"Chirpons": one-dimensional phase singularities as atypical local oscillations

Abstract

In this work, phase singularities embedded in a wavepacket are shown to act as sources of atypical localized oscillations when the packet interacts with a linear system. We refer to these oscillations as \textit{chirpons}, since they arise as strong variations of the instantaneous frequency (chirp). A mathematical expression is then provided to describe \textit{chirpons}, and their behavior is explored through the interaction of a super-bandwidth wavepacket -- containing two singularities -- with a damped harmonic oscillator, a fundamental model for many physical systems. This interaction is analyzed theoretically, and the predictions are verified experimentally using a resonant electrical circuit as a realization of the oscillator. The results show that \textit{chirpons} evolve in a manner fundamentally different from standard Fourier oscillations, revealing features of linear systems that are otherwise inaccessible. This introduces a new approach to analyze and characterize system responses, with potential applications in high-resolution spectroscopy and signal sensing.

Figures (4)

• Figure 1: (a) SB--WP with parameters $\alpha=1$, $\beta=0.5$, and $\Delta\omega=0.5$. The red line corresponds to the term in parentheses in Eq.\ref{['e2']}, while the thick and thin black lines show the real amplitude $\left|E_{SB}(t)\right|$ and the normalized instantaneous frequency $\omega_{SB}(t)/\omega_0$, respectively.
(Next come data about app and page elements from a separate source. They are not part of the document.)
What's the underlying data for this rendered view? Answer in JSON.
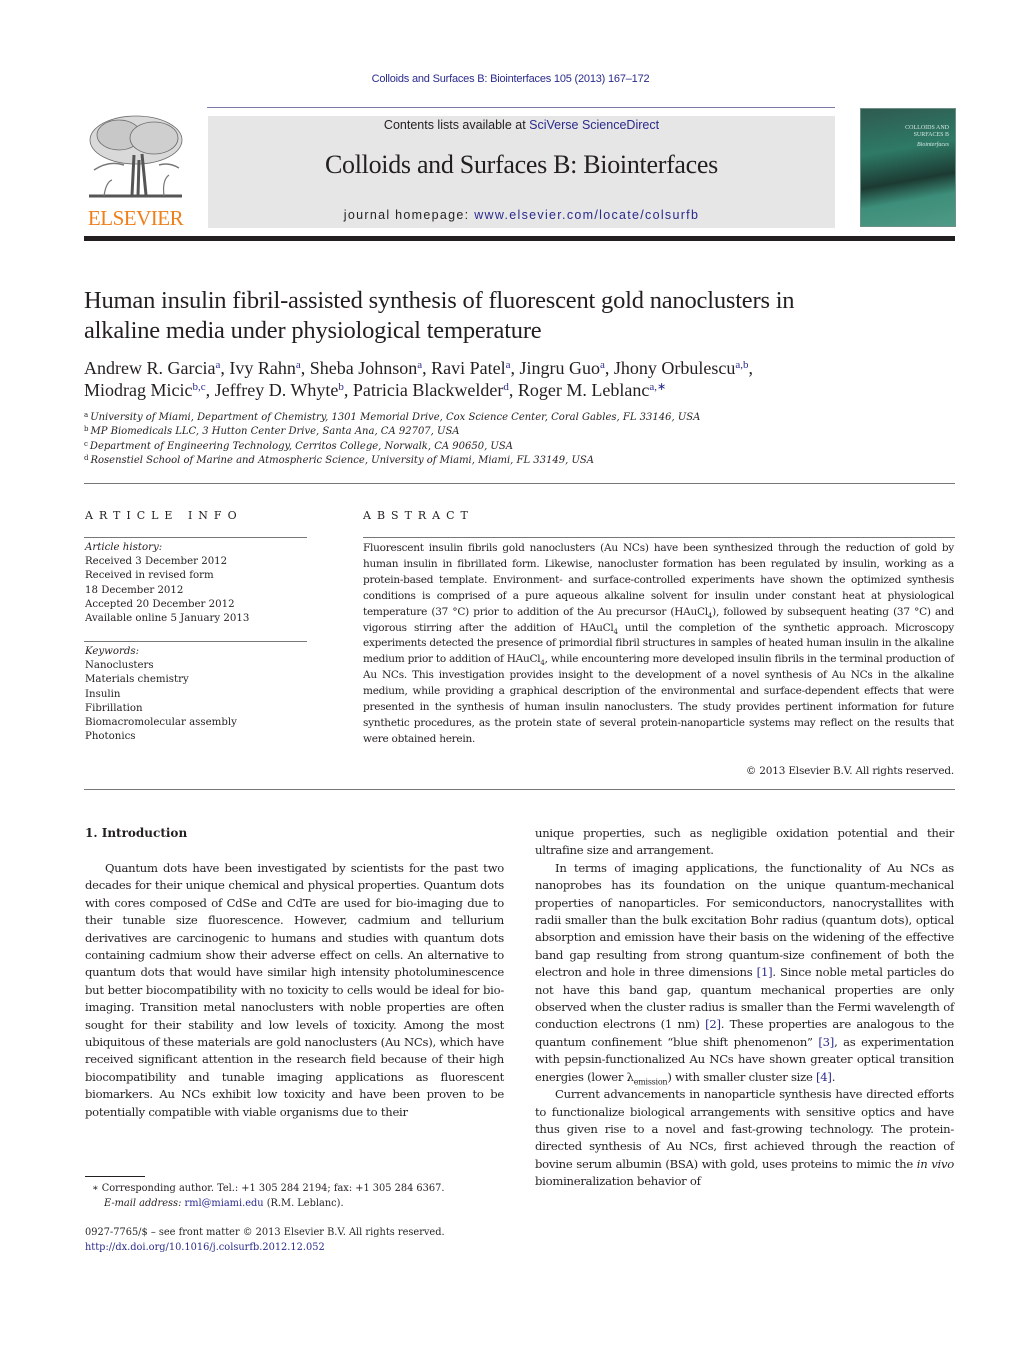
{
  "running_head": "Colloids and Surfaces B: Biointerfaces 105 (2013) 167–172",
  "masthead": {
    "contents_prefix": "Contents lists available at ",
    "contents_link": "SciVerse ScienceDirect",
    "journal_name": "Colloids and Surfaces B: Biointerfaces",
    "homepage_prefix": "journal homepage: ",
    "homepage_link": "www.elsevier.com/locate/colsurfb",
    "publisher_logo_text": "ELSEVIER",
    "cover_title_line1": "COLLOIDS AND",
    "cover_title_line2": "SURFACES B",
    "cover_subtitle": "Biointerfaces"
  },
  "colors": {
    "link": "#2a2a8c",
    "elsevier_orange": "#f07f1a",
    "masthead_bg": "#e6e6e6",
    "cover_green": "#2e7a66"
  },
  "article": {
    "title_line1": "Human insulin fibril-assisted synthesis of fluorescent gold nanoclusters in",
    "title_line2": "alkaline media under physiological temperature",
    "authors": [
      {
        "name": "Andrew R. Garcia",
        "aff": "a"
      },
      {
        "name": "Ivy Rahn",
        "aff": "a"
      },
      {
        "name": "Sheba Johnson",
        "aff": "a"
      },
      {
        "name": "Ravi Patel",
        "aff": "a"
      },
      {
        "name": "Jingru Guo",
        "aff": "a"
      },
      {
        "name": "Jhony Orbulescu",
        "aff": "a,b"
      },
      {
        "name": "Miodrag Micic",
        "aff": "b,c"
      },
      {
        "name": "Jeffrey D. Whyte",
        "aff": "b"
      },
      {
        "name": "Patricia Blackwelder",
        "aff": "d"
      },
      {
        "name": "Roger M. Leblanc",
        "aff": "a,∗"
      }
    ],
    "affiliations": [
      {
        "key": "a",
        "text": "University of Miami, Department of Chemistry, 1301 Memorial Drive, Cox Science Center, Coral Gables, FL 33146, USA"
      },
      {
        "key": "b",
        "text": "MP Biomedicals LLC, 3 Hutton Center Drive, Santa Ana, CA 92707, USA"
      },
      {
        "key": "c",
        "text": "Department of Engineering Technology, Cerritos College, Norwalk, CA 90650, USA"
      },
      {
        "key": "d",
        "text": "Rosenstiel School of Marine and Atmospheric Science, University of Miami, Miami, FL 33149, USA"
      }
    ]
  },
  "article_info": {
    "heading": "ARTICLE INFO",
    "history_label": "Article history:",
    "history": [
      "Received 3 December 2012",
      "Received in revised form",
      "18 December 2012",
      "Accepted 20 December 2012",
      "Available online 5 January 2013"
    ],
    "keywords_label": "Keywords:",
    "keywords": [
      "Nanoclusters",
      "Materials chemistry",
      "Insulin",
      "Fibrillation",
      "Biomacromolecular assembly",
      "Photonics"
    ]
  },
  "abstract": {
    "heading": "ABSTRACT",
    "part1": "Fluorescent insulin fibrils gold nanoclusters (Au NCs) have been synthesized through the reduction of gold by human insulin in fibrillated form. Likewise, nanocluster formation has been regulated by insulin, working as a protein-based template. Environment- and surface-controlled experiments have shown the optimized synthesis conditions is comprised of a pure aqueous alkaline solvent for insulin under constant heat at physiological temperature (37 °C) prior to addition of the Au precursor (HAuCl",
    "sub1": "4",
    "part2": "), followed by subsequent heating (37 °C) and vigorous stirring after the addition of HAuCl",
    "sub2": "4",
    "part3": " until the completion of the synthetic approach. Microscopy experiments detected the presence of primordial fibril structures in samples of heated human insulin in the alkaline medium prior to addition of HAuCl",
    "sub3": "4",
    "part4": ", while encountering more developed insulin fibrils in the terminal production of Au NCs. This investigation provides insight to the development of a novel synthesis of Au NCs in the alkaline medium, while providing a graphical description of the environmental and surface-dependent effects that were presented in the synthesis of human insulin nanoclusters. The study provides pertinent information for future synthetic procedures, as the protein state of several protein-nanoparticle systems may reflect on the results that were obtained herein.",
    "copyright": "© 2013 Elsevier B.V. All rights reserved."
  },
  "body": {
    "section_title": "1.  Introduction",
    "left_para1": "Quantum dots have been investigated by scientists for the past two decades for their unique chemical and physical properties. Quantum dots with cores composed of CdSe and CdTe are used for bio-imaging due to their tunable size fluorescence. However, cadmium and tellurium derivatives are carcinogenic to humans and studies with quantum dots containing cadmium show their adverse effect on cells. An alternative to quantum dots that would have similar high intensity photoluminescence but better biocompatibility with no toxicity to cells would be ideal for bio-imaging. Transition metal nanoclusters with noble properties are often sought for their stability and low levels of toxicity. Among the most ubiquitous of these materials are gold nanoclusters (Au NCs), which have received significant attention in the research field because of their high biocompatibility and tunable imaging applications as fluorescent biomarkers. Au NCs exhibit low toxicity and have been proven to be potentially compatible with viable organisms due to their",
    "right_para0": "unique properties, such as negligible oxidation potential and their ultrafine size and arrangement.",
    "right_para1_a": "In terms of imaging applications, the functionality of Au NCs as nanoprobes has its foundation on the unique quantum-mechanical properties of nanoparticles. For semiconductors, nanocrystallites with radii smaller than the bulk excitation Bohr radius (quantum dots), optical absorption and emission have their basis on the widening of the effective band gap resulting from strong quantum-size confinement of both the electron and hole in three dimensions ",
    "ref1": "[1]",
    "right_para1_b": ". Since noble metal particles do not have this band gap, quantum mechanical properties are only observed when the cluster radius is smaller than the Fermi wavelength of conduction electrons (1 nm) ",
    "ref2": "[2]",
    "right_para1_c": ". These properties are analogous to the quantum confinement “blue shift phenomenon” ",
    "ref3": "[3]",
    "right_para1_d": ", as experimentation with pepsin-functionalized Au NCs have shown greater optical transition energies (lower λ",
    "lambda_sub": "emission",
    "right_para1_e": ") with smaller cluster size ",
    "ref4": "[4]",
    "right_para1_f": ".",
    "right_para2_a": "Current advancements in nanoparticle synthesis have directed efforts to functionalize biological arrangements with sensitive optics and have thus given rise to a novel and fast-growing technology. The protein-directed synthesis of Au NCs, first achieved through the reaction of bovine serum albumin (BSA) with gold, uses proteins to mimic the ",
    "right_para2_it": "in vivo",
    "right_para2_b": " biomineralization behavior of"
  },
  "footnotes": {
    "corresponding": "∗  Corresponding author. Tel.: +1 305 284 2194; fax: +1 305 284 6367.",
    "email_label": "E-mail address:",
    "email": "rml@miami.edu",
    "email_suffix": " (R.M. Leblanc).",
    "front_matter": "0927-7765/$ – see front matter © 2013 Elsevier B.V. All rights reserved.",
    "doi": "http://dx.doi.org/10.1016/j.colsurfb.2012.12.052"
  }
}
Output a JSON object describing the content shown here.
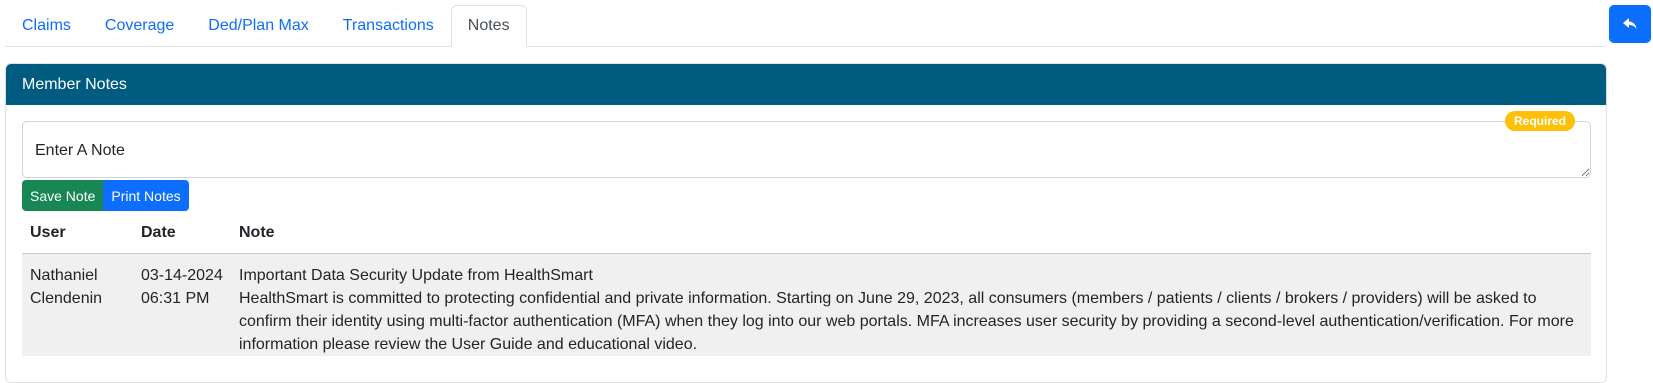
{
  "tabs": [
    {
      "label": "Claims",
      "active": false
    },
    {
      "label": "Coverage",
      "active": false
    },
    {
      "label": "Ded/Plan Max",
      "active": false
    },
    {
      "label": "Transactions",
      "active": false
    },
    {
      "label": "Notes",
      "active": true
    }
  ],
  "back_button": {
    "icon": "reply-arrow-icon"
  },
  "card": {
    "title": "Member Notes"
  },
  "note_input": {
    "placeholder": "Enter A Note",
    "required_badge": "Required"
  },
  "buttons": {
    "save": "Save Note",
    "print": "Print Notes"
  },
  "table": {
    "headers": {
      "user": "User",
      "date": "Date",
      "note": "Note"
    },
    "rows": [
      {
        "user_first": "Nathaniel",
        "user_last": "Clendenin",
        "date": "03-14-2024",
        "time": "06:31 PM",
        "note_title": "Important Data Security Update from HealthSmart",
        "note_body": "HealthSmart is committed to protecting confidential and private information. Starting on June 29, 2023, all consumers (members / patients / clients / brokers / providers) will be asked to confirm their identity using multi-factor authentication (MFA) when they log into our web portals. MFA increases user security by providing a second-level authentication/verification. For more information please review the User Guide and educational video."
      }
    ]
  },
  "colors": {
    "header_bg": "#005b80",
    "link": "#0d6efd",
    "save": "#198754",
    "badge": "#ffc107",
    "row_bg": "#f0f0f0"
  }
}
Phase singularities appear at $t=\pm t_z$ (black arrows). (b) $\left|E_{SB}(t)\right|$ and $\omega_{SB}(t)/\omega_0$ after propagation through a dispersive medium with $\Omega = 2$. The dashed line shows the fit of $\omega_C^+(t,0.69T_0)/\omega_0$ (Eq.\ref{['e9']} with $\gamma = +0.69T_0$) to $\omega_{SB}(t)/\omega_0$. (c) and (d): Same analysis for a WP given by $E_{sinc}(t)=\mathrm{sinc}(t/\sqrt{2})e^{i\omega_0 t}$. In all panels, time is normalized to the carrier period $T_0=2\pi/\omega_0=1$.
• Figure 2: Response (continuous red line) of a damped harmonic oscillator with quality factor $Q=10$ and varying resonance frequency $\omega_r$, to different SB input signals (continuous black line). Dashed lines show the corresponding normalized instantaneous frequency $\omega_{SB}(t)/\omega_0$: black for the input signals and red for the oscillator response. (a) $\alpha=0$ (Gaussian input) with $\omega_r=1.5\omega_0$. (b) $\alpha=1$ with $\omega_r=1.5\omega_0$. (c) $\alpha=1$ with $\omega_r=0.6\omega_0$. (d) $\alpha=1.6$ with $\omega_r=1.5\omega_0$.
• Figure 3: Response (continuous red line) of a damped harmonic oscillator to different SB input signals (continuous black line) that have previously propagated through a dispersive medium characterized by $\Omega$. Dashed lines show the corresponding normalized instantaneous frequencies $\omega_{SB}(t)/\omega_0$: black for the input signals and red for the oscillator response. The oscillator parameters are fixed at $Q=10$ and $\omega_r=1.5\omega_0$. Panels (a)–(d) correspond to $\Omega=0.5$, 0.75, 1, and 2, respectively.
• Figure 4: Experimental results. Response of the RLC circuit to: an SB state $C$ with $\nu_0 = 6\;\mathrm{MHz} < \nu_r$ in (a) and $\nu_0 = 12\;\mathrm{MHz} > \nu_r$ in (b); (c) a state $C^{+\gamma^{(a)}}_{-\gamma^{(a)}}$, $\nu_0 = 6\;\mathrm{MHz} < \nu_r$, $\gamma^{(a)} > 0$; (d) a state $C^{+\gamma^{(b)}}_{-\gamma^{(b)}}$, $\nu_0 = 12\;\mathrm{MHz} > \nu_r$, $\gamma^{(b)} < 0$. The blue line at the top of each panel corresponds to the fit of the right chirpon (dashed red line) in the output signal.